Par contre, j'ai vu une photo accompagant un article sur un site web gothique concurrent : photo d'une statue d'esclaves libérés érigée à Basse-Terre en Guadeloupe (à dire vrai c'était pas pile-poil la même photo, mais c'était bien la même statue). Notez le soin tout particulier apporté à l'environnement de l'œuvre, magnifiée par un écrin paysager de toute beauté.

A Basse-Terre en Guadeloupe.

Et là, mon sang n' a fait qu'un tour ! Nom d'un petit bwana, j'ai déjà vu cette statue quelque part par chez moi : à Drancy. Incroyable, le Neuf-Trois haut-lieu de la mémoire de l'esclavage. Pourtant, les trains ne partaient pas pour les Antilles... Notez le soin tout particulier apporté à l'environnement de l'œuvre, magnifiée par un écrin paysager de toute beauté.

A Drancy dans le Neuf-Trois.

Et donc renseignements pris, la statue a été posée en trois exemplaires : le premier à Gorée, cette île à une coudée au large de Dakar, dont la légende soigneusement entretenue voudrait qu'elle ait servie de base d'exportation du "bois d'ébène" (alors que plus vraisemblablement pas du tout, mais ne le répétez pas aux touristes noirs américains). Le second à Basse-Terre, oui, bon, d'accord, on suit toujours bien. Et donc à Drancy. A Drancy ! Y avait sans doute plus de place sous l'Arc de Triomphe, je vois que ça.

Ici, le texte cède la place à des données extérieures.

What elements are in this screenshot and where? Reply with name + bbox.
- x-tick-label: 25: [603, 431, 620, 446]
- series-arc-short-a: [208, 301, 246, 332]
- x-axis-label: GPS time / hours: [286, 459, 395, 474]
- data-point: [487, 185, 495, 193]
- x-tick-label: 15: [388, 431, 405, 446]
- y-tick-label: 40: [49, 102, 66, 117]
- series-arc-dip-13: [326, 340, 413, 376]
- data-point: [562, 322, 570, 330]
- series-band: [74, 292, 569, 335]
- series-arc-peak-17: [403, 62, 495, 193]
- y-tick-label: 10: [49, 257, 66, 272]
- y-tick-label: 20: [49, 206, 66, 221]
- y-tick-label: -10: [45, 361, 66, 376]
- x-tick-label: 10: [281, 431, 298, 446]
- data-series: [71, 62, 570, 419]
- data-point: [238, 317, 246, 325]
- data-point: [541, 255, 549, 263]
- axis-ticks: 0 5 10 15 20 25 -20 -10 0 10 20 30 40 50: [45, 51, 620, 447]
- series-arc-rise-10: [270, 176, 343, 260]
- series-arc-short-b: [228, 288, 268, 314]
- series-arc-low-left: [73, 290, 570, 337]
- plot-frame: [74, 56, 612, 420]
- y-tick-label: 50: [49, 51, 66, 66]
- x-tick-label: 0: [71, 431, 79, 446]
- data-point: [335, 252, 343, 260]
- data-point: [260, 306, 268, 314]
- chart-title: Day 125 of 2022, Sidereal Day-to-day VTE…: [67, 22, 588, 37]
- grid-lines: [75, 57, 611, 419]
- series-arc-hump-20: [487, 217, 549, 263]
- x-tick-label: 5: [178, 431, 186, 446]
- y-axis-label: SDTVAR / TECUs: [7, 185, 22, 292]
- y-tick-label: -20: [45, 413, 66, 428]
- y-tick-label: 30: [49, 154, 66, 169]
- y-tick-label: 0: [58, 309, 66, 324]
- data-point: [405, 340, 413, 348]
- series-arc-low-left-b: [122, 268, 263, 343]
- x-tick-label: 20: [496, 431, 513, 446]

A Gorée, au milieu d'un écrin paysager cacté.

Bon, peu importe où elle a été posée, et la qualité de l'écrin paysager, on s'accordera pour dire qu'on a déjà vu statue plus inspirée. D'ailleurs mon clavier a fourché. "Inspirée", ai-je écrit ? C'est "pompée" qui aurait mieux convenu, à en juger par ce tableau, accroché sur un mur du château de Versailles, d'un certain François-Auguste Biard.

L'abolition de l'esclavage (dans son magnifique écrin allégorique).